I design systems that hold when everything else breaks.

Associate Principal Engineer · Distributed Systems Architect · TypeScript / NestJS / GraphQL

Enterprise systems fail in predictable ways: cascading timeouts, split-brain message queues, workflow state that evaporates mid-transaction. I’ve spent a decade building the architecture that intercepts those failures before users ever feel them — using Saga patterns to coordinate long-running distributed transactions, Circuit Breakers to contain blast radius, and BPMN process orchestration to turn business workflows into auditable, recoverable state machines.

The stack is mostly TypeScript, NestJS, and Node.js at the core, with Kafka and RabbitMQ handling message routing, Docker and Kubernetes on GCP and Azure for deployment, and GraphQL Federation stitching the API surface together across autonomous teams. The problems I’m drawn to aren’t the ones that are hard to write — they’re the ones that are hard to get right when load spikes at 2am and the on-call engineer is three timezones away.

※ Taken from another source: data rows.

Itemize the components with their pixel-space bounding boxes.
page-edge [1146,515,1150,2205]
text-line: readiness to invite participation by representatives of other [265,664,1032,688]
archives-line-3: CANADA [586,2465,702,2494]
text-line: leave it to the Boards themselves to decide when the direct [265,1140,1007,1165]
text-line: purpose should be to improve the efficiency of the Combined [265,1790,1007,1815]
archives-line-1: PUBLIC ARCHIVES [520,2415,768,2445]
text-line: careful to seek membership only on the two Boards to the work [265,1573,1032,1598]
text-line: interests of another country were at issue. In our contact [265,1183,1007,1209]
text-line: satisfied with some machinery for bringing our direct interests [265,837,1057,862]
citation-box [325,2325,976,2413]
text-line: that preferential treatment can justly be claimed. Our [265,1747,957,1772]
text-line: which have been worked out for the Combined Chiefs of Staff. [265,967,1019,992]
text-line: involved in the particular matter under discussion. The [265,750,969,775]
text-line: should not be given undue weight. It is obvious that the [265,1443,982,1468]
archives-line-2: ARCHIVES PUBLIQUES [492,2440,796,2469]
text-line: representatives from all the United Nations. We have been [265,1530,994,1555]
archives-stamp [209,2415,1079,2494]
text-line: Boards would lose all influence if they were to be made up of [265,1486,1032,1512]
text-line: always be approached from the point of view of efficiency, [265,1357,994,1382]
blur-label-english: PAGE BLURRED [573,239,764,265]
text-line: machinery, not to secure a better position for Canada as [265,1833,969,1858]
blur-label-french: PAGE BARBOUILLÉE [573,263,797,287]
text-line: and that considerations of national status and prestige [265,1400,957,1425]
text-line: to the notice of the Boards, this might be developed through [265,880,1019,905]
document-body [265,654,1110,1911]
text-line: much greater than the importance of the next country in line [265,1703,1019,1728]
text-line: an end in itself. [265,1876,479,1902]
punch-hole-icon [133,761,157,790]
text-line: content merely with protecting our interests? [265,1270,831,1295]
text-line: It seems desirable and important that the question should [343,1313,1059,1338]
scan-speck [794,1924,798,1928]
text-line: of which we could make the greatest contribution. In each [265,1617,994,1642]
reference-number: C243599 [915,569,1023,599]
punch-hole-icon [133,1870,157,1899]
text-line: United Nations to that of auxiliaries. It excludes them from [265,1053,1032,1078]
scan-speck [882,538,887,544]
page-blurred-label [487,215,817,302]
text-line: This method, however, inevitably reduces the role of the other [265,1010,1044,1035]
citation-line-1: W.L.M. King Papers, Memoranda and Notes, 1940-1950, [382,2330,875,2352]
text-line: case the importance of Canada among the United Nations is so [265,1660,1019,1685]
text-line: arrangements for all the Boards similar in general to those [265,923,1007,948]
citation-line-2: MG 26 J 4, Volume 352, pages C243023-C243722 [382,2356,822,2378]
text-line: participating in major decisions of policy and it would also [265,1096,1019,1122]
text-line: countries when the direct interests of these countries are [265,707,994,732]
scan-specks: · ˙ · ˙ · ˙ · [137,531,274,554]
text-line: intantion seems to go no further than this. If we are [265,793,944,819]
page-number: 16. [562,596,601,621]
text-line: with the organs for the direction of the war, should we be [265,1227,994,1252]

An e-commerce platform’s order fulfillment system was generating a flood of customer service tickets: broken states, partial refunds that never resolved, transactions stranded in failure with no clean path back. The root problem wasn’t a bug — it was an architecture that had no answer for partial failure across distributed services. I redesigned the fulfillment flow using the Saga pattern, making each step a compensatable transaction so that when anything failed downstream, rollback cascaded automatically and completely. Customer service tickets dropped 70%. Annual revenue increased 20%. Around the same period, a separate set of critical APIs running at 200ms average response time was quietly capping the platform’s growth ceiling — a team of 20+ engineers rebuilt them on Redis, Fastify, and NestJS with circuit breaker patterns throughout, bringing average response time to 4ms. When the architecture is right, the numbers tend to follow.